Lets make some analysis for min_score and max_score with this data.
qplot(x=min_score, data=mydata1, binwidth=50)
qplot(x=max_score, data=mydata1, binwidth=50)
Here we see that max_score’s distribution is very much like a normal distribution where min_score is a bit more positive skewed.
Now, we want to check how the general placement and valedictorian placement vary by city.

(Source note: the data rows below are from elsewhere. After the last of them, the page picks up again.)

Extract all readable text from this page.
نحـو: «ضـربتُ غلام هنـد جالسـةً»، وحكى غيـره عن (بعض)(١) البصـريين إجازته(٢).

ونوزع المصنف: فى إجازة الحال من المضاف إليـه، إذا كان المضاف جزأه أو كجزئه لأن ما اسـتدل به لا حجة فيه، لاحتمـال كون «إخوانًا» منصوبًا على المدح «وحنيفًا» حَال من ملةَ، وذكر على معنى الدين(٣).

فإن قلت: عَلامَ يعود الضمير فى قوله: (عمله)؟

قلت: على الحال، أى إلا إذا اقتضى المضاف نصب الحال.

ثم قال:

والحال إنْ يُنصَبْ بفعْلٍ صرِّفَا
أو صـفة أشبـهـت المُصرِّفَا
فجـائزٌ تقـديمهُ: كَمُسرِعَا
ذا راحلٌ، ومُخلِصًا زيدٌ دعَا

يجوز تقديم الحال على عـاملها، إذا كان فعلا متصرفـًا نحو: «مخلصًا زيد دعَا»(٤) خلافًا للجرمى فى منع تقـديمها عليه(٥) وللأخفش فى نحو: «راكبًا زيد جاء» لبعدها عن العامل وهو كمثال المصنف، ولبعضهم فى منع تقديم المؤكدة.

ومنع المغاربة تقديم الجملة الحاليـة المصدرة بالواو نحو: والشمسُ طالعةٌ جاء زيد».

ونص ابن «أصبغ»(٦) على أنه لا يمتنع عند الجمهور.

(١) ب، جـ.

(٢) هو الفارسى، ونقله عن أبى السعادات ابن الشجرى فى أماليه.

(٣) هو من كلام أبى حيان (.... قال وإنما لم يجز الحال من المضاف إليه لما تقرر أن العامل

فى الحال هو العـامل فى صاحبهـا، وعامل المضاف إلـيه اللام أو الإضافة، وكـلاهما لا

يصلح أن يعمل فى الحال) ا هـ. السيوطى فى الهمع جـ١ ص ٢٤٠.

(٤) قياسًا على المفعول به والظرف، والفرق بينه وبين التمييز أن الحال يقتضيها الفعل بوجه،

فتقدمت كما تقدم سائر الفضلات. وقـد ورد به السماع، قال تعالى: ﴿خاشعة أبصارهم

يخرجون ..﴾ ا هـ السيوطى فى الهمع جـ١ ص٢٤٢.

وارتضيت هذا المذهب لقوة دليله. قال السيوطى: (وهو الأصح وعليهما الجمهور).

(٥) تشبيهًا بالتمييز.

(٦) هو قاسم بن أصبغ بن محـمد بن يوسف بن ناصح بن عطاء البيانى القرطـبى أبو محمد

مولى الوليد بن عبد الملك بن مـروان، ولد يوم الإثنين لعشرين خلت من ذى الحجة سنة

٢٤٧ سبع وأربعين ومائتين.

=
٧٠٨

We use qplot.
qplot(city, as.numeric(general_placement), data=mydata1)
qplot(city, as.numeric(val_placement), data=mydata1)
Here, we would like to filter our data and create mydata with the columns of mean of min scores, university names and statement if the university is MEF University or not(ismef).
mydata <-
osym_data_2017 %>% filter(floor(as.numeric(program_id)/100000000) %in% c(1,2)) %>% group_by(university_name) %>% summarise(mms=mean(min_score)) %>% mutate(ismef=(university_name == "MEF ?N?VERS?TES?"))
summary(mydata)
## university_name mms ismef
## Length:172 Min. :237.2 Mode :logical
## Class :character 1st Qu.:273.3 FALSE:172
## Mode :character Median :293.9
## Mean :301.1
## 3rd Qu.:319.8
## Max. :457.0
And we would like to check the distribution of mean of min_score
qplot(mms, data=mydata, binwidth=30)
And finally, We want to show Mef University with blue while the other universities are red.
ggplot(mydata, aes(x=university_name,y=mms)) + geom_point(aes(color=ismef))